Sponsored by Sens. Doug Jones, D-Ala.; Jeff Merkley, D-Ore.; and Tom Cotton, R-Ark.; the bill is modeled after a decades-old law that bans the mailing of live credit cards, Cotton said.
“People should understand clearly when they are taking on debt,” Cotton said in a Dec. 10 news release. “But because ‘live’ checks mailed directly to consumers don’t require an application or any previous relationship with the consumer, many individuals don’t realize that these checks are actually high-interest loans until it’s too late.”
The bill was assigned to the Senate Banking Committee, but a hearing has not yet been scheduled. No similar measure has been introduced in the House, but that could change once Democrats take control of the chamber Jan. 3. Indeed, the incoming chair of the House Financial Services Committee, California Democrat Maxine Waters, has said that protecting consumers from predatory lending practices would be among her top priorities.
Live checks are not new, but installment lenders have accelerated their use of them in recent years amid what they view as heightened consumer demand.
Many banks have largely retreated from small-dollar lending due to heightened regulatory scrutiny, and installment lenders and other nonbank lenders, including many fintechs, have stepped in to fill the void, industry experts say.
Compared to some other loan products, live checks have not been a major source of consumer complaints, said Sarah Auchterlonie, a former CFPB acting deputy enforcement director. That’s because these lenders are making certain to comply with existing state laws, she said.
“I’m not sure how big of a problem this is,” said Auchterlonie, who now represents fintechs as an attorney with Brownstein Hyatt Farber Schreck. “Everybody knows that a live check with a secret loan attached to it would be considered unfair and deceptive.”

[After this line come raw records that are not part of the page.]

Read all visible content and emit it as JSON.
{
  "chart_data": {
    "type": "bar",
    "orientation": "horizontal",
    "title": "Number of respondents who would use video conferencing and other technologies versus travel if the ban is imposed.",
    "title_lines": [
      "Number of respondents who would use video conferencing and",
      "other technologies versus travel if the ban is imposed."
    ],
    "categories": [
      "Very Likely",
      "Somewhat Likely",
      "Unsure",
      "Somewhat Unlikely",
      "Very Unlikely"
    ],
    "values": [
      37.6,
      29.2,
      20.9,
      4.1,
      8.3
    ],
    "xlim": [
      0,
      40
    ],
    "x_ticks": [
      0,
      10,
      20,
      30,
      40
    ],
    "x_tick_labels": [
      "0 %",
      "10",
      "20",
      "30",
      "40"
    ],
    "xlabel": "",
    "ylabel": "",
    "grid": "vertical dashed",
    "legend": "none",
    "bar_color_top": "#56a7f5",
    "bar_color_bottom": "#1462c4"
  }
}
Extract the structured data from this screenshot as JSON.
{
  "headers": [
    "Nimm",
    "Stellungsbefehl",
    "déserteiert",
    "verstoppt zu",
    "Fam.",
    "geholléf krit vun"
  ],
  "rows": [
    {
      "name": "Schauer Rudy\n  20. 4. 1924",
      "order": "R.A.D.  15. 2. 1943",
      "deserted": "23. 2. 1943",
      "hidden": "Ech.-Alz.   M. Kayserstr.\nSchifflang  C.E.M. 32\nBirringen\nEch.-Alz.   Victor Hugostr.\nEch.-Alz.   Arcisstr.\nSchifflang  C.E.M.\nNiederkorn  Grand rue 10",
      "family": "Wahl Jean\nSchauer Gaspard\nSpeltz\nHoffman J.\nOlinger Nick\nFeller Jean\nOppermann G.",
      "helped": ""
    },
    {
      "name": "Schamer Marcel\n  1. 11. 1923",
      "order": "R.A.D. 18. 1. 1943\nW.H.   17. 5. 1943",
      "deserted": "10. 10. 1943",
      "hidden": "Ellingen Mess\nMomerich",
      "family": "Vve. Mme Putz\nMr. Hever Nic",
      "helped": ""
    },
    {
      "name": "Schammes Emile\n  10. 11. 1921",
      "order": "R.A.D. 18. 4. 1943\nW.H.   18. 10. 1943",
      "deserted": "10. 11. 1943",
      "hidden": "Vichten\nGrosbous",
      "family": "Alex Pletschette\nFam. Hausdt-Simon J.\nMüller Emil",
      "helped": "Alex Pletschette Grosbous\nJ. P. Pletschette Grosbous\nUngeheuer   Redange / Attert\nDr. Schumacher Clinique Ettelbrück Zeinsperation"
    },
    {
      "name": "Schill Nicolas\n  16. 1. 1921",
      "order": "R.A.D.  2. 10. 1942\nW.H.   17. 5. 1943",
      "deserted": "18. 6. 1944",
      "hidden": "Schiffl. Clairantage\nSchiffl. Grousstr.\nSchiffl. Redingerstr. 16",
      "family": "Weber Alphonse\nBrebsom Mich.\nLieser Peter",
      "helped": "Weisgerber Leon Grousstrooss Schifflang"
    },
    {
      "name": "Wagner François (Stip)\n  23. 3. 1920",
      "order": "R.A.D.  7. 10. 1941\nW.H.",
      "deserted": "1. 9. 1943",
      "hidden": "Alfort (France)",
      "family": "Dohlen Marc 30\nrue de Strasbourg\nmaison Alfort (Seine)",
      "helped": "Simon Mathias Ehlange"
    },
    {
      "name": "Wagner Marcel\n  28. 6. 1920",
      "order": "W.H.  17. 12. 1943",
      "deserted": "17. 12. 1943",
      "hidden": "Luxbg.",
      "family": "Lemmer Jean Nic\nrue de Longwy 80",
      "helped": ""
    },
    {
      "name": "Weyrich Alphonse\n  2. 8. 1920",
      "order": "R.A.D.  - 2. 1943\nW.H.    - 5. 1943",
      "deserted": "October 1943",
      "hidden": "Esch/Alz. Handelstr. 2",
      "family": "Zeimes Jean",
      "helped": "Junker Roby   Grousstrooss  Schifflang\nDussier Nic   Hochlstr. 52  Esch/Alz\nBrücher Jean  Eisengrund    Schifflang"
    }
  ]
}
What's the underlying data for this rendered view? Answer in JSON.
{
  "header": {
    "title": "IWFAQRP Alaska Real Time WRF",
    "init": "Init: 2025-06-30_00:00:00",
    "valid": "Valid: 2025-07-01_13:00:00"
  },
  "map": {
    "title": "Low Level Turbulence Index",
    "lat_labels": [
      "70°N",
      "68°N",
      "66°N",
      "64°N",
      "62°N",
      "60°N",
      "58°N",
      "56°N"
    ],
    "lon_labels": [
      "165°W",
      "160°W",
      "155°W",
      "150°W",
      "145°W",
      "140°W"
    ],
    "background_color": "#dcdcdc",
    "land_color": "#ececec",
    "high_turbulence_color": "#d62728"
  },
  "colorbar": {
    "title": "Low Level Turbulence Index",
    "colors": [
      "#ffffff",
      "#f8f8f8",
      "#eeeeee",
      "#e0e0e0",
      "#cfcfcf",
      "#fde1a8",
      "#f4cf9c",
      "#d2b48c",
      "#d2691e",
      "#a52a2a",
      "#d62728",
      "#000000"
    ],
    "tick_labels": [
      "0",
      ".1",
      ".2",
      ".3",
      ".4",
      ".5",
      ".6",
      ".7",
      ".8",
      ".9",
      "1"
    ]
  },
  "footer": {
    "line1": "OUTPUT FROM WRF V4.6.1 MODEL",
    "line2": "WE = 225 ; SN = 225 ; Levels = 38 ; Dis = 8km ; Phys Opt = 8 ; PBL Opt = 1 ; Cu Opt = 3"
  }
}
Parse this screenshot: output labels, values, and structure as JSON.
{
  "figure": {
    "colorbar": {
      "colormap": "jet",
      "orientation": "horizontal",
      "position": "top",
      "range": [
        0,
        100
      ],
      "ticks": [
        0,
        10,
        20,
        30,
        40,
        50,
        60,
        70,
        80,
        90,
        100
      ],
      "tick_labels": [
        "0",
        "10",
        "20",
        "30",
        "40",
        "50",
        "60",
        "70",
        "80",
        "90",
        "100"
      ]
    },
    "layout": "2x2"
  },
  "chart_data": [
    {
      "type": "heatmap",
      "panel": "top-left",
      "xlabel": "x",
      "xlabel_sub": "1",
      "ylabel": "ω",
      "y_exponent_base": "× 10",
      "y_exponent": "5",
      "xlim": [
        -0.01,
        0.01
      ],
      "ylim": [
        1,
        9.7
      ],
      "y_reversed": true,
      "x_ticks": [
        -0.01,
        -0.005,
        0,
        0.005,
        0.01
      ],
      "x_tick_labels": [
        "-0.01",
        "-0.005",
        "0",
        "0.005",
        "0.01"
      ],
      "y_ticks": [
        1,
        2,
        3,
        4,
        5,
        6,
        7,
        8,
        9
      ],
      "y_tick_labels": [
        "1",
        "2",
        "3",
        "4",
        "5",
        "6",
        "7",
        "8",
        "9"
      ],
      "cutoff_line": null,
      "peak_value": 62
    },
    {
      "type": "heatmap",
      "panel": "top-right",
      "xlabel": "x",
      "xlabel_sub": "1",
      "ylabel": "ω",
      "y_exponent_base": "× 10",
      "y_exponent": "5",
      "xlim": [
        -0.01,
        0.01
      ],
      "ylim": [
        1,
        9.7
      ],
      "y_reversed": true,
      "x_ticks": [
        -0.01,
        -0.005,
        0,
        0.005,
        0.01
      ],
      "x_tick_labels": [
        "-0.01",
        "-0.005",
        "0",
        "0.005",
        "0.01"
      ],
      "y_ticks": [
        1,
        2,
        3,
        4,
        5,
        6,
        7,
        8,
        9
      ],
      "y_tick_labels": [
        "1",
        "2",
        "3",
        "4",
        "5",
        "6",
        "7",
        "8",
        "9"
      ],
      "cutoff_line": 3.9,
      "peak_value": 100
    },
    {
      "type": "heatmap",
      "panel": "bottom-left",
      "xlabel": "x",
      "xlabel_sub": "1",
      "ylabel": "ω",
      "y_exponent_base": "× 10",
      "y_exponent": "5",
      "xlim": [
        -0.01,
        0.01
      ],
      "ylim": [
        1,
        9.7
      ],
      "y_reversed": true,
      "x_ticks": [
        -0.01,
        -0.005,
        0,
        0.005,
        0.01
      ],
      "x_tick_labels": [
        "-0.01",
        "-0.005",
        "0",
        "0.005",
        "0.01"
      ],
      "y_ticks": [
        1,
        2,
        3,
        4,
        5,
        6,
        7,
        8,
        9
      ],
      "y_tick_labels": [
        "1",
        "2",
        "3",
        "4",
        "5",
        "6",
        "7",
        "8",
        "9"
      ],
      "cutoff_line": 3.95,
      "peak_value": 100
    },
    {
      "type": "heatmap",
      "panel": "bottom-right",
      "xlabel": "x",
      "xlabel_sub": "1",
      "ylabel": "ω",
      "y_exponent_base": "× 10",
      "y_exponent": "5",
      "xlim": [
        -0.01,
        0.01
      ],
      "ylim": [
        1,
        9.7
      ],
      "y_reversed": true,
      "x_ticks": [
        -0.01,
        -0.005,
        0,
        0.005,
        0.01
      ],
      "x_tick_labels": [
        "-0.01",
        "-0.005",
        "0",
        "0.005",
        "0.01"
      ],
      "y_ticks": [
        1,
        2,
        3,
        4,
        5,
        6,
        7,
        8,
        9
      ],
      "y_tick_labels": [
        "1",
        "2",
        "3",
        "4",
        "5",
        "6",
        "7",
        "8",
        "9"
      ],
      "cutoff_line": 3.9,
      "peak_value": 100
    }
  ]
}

The nonbank lenders who underwrite live checks, and the banks that issue and clear them, are well aware of the regulatory trouble they would face if they engage in deceptive practices with live checks, said Andrea Mitchell, an attorney at Buckley Sandler who advises banks on regulatory matters. Banks, in particular, know the legal problems they would face if they engage in practices that could be deemed unfair or deceptive.
“Banks can still be found liable under the same theories that gave rise to Operation Choke Point,” Mitchell said, referring to an Obama-era policy that led some banks to close the accounts of payday lenders and other money-services business that could bring then unwanted scrutiny from regulators. “Their exposure is still there.”
Some of the largest companies in the business of live checks, according to company websites and regulatory filings, include Mariner Finance in Nottingham, Md., a former subsidiary of First Mariner Bank; Wallace Management in McAlester, Okla., which operates as Dixie Finance and under other trade names; and Regional Management Corp. in Greer, S.C.
Mariner and Wallace could not be reached for comment.
A Regional Management spokeswoman declined to comment, but recent regulatory filings show that it has been dramatically increasing its mailings of live checks.
In 2017, for example, it mailed 6.7 million such checks to U.S. households, or 30% more than it sent in 2016, according to a regulatory filing.
At Sept. 30, Regional Management had about $144 million in loans outstanding that were originated through convenience checks, according to its most-recent quarterly report filed with the Securities and Exchange Commission. Most such loans are for less than $2,500 and some are secured by a borrower’s “non-essential household goods” or vehicle liens.
Regional Management selects consumers to receive its live checks through a pre-screening process based on credit bureau reports or other data aggregators, the company said in its most recent annual report. Regional Management has also developed a proprietary underwriting model that analyzes “approximately 25 to 30 different attributes” of potential borrowers.